Kelley, who was stationed at Holloman Air Force Base, N.M., was regarded as "a danger to himself and others." He had been caught sneaking firearms onto the base and had lodged death threats against his military superiors.

The Air Force has said it is investigating the breakdown. The Pentagon also is reviewing the case to determine, in part, whether the military should supply arrest records or other types of information to the FBI.

Another mass shooter, who killed four people in California earlier this month, also was barred from gun ownership but was able to evade detection by assembling his own rifles by purchasing components from online sources.

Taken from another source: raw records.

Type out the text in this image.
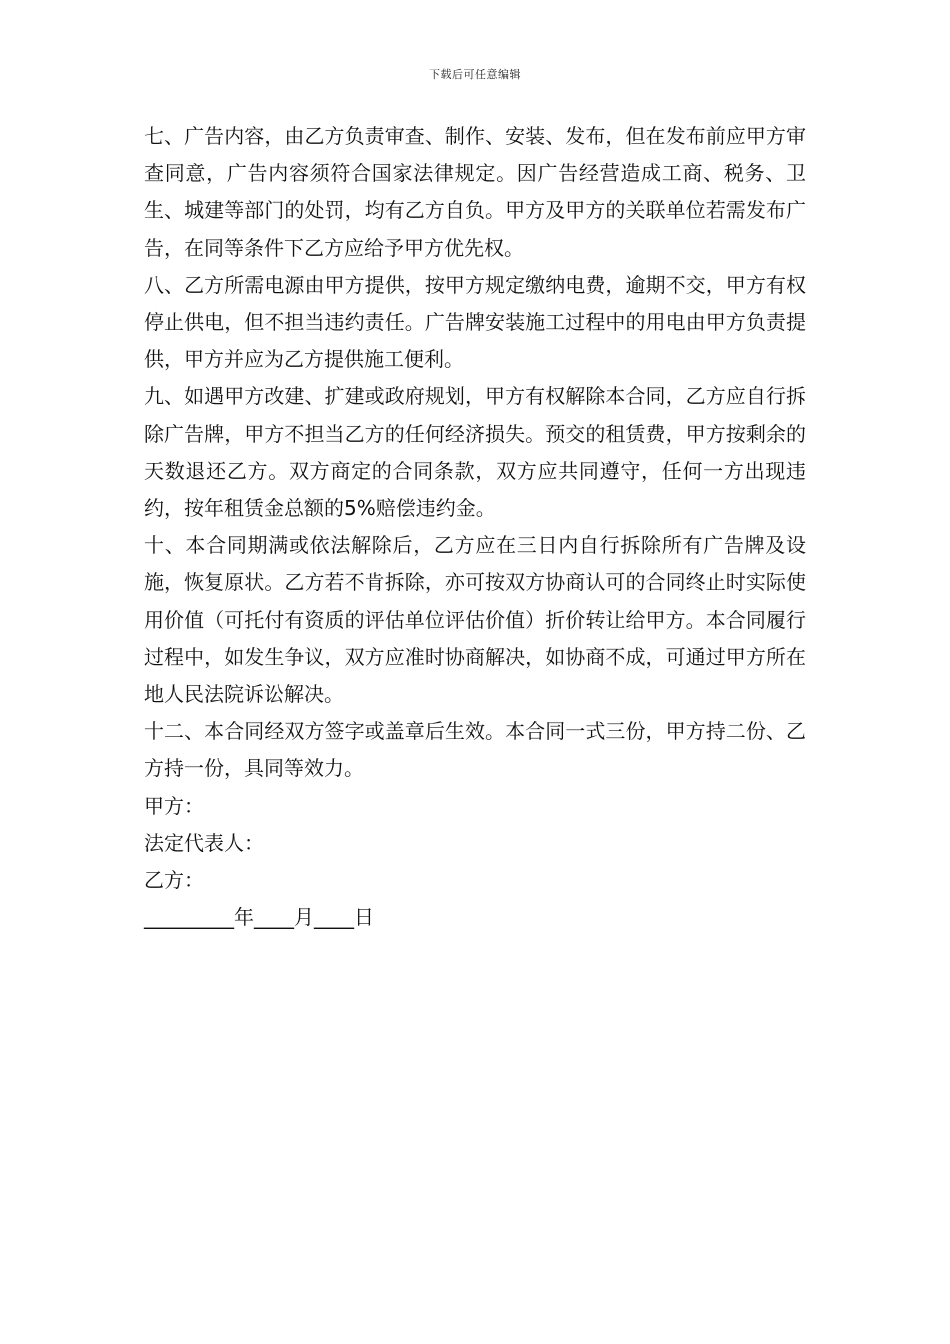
下载后可任意编辑

七、广告内容，由乙方负责审查、制作、安装、发布，但在发布前应甲方审查同意，广告内容须符合国家法律规定。因广告经营造成工商、税务、卫生、城建等部门的处罚，均有乙方自负。甲方及甲方的关联单位若需发布广告，在同等条件下乙方应给予甲方优先权。

八、乙方所需电源由甲方提供，按甲方规定缴纳电费，逾期不交，甲方有权停止供电，但不担当违约责任。广告牌安装施工过程中的用电由甲方负责提供，甲方并应为乙方提供施工便利。

九、如遇甲方改建、扩建或政府规划，甲方有权解除本合同，乙方应自行拆除广告牌，甲方不担当乙方的任何经济损失。预交的租赁费，甲方按剩余的天数退还乙方。双方商定的合同条款，双方应共同遵守，任何一方出现违约，按年租赁金总额的5%赔偿违约金。

十、本合同期满或依法解除后，乙方应在三日内自行拆除所有广告牌及设施，恢复原状。乙方若不肯拆除，亦可按双方协商认可的合同终止时实际使用价值（可托付有资质的评估单位评估价值）折价转让给甲方。本合同履行过程中，如发生争议，双方应准时协商解决，如协商不成，可通过甲方所在地人民法院诉讼解决。

十二、本合同经双方签字或盖章后生效。本合同一式三份，甲方持二份、乙方持一份，具同等效力。

甲方：

法定代表人：

乙方：

_________年____月____日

“People should not be able to make their own assault weapons and other guns when those individuals are dangerous and legally barred from buying guns,” said Robyn Thomas, executive director of the Giffords Law Center to Prevent Gun Violence.

The center, named for former Arizona congresswoman Gabrielle Giffords, who survived a 2011 assassination attempt, has called for tighter restrictions on such gun part suppliers.

“Companies that are more worried about making money than the safety of the public or law enforcement officials sworn to protect them shouldn’t be given a platform to sell their products," Thomas said. "It’s time to turn off the lights on these sites so these companies won’t be able to enable illegal gun trafficking or the next mass shooting.”

Federal authorities, meanwhile, have for years openly complained that incomplete databases and staff shortages make it difficult to keep pace with the constant stream of background checks required of most new gun purchasers and efficiently trace firearms used in crimes.

In a statement earlier this week, Sessions said NICS “is critical for us to be able to keep guns out of the hands of those that are prohibited from owning them.” He said the Texas shooting “revealed that relevant information may not be getting reported to the NICS — this is alarming and it is unacceptable.”

While gun sales have been surging in recent years — largely driven by fears of more restrictive gun laws proposed during the Obama administration — gun check numbers had leveled off in the first months of the pro-gun Trump administration.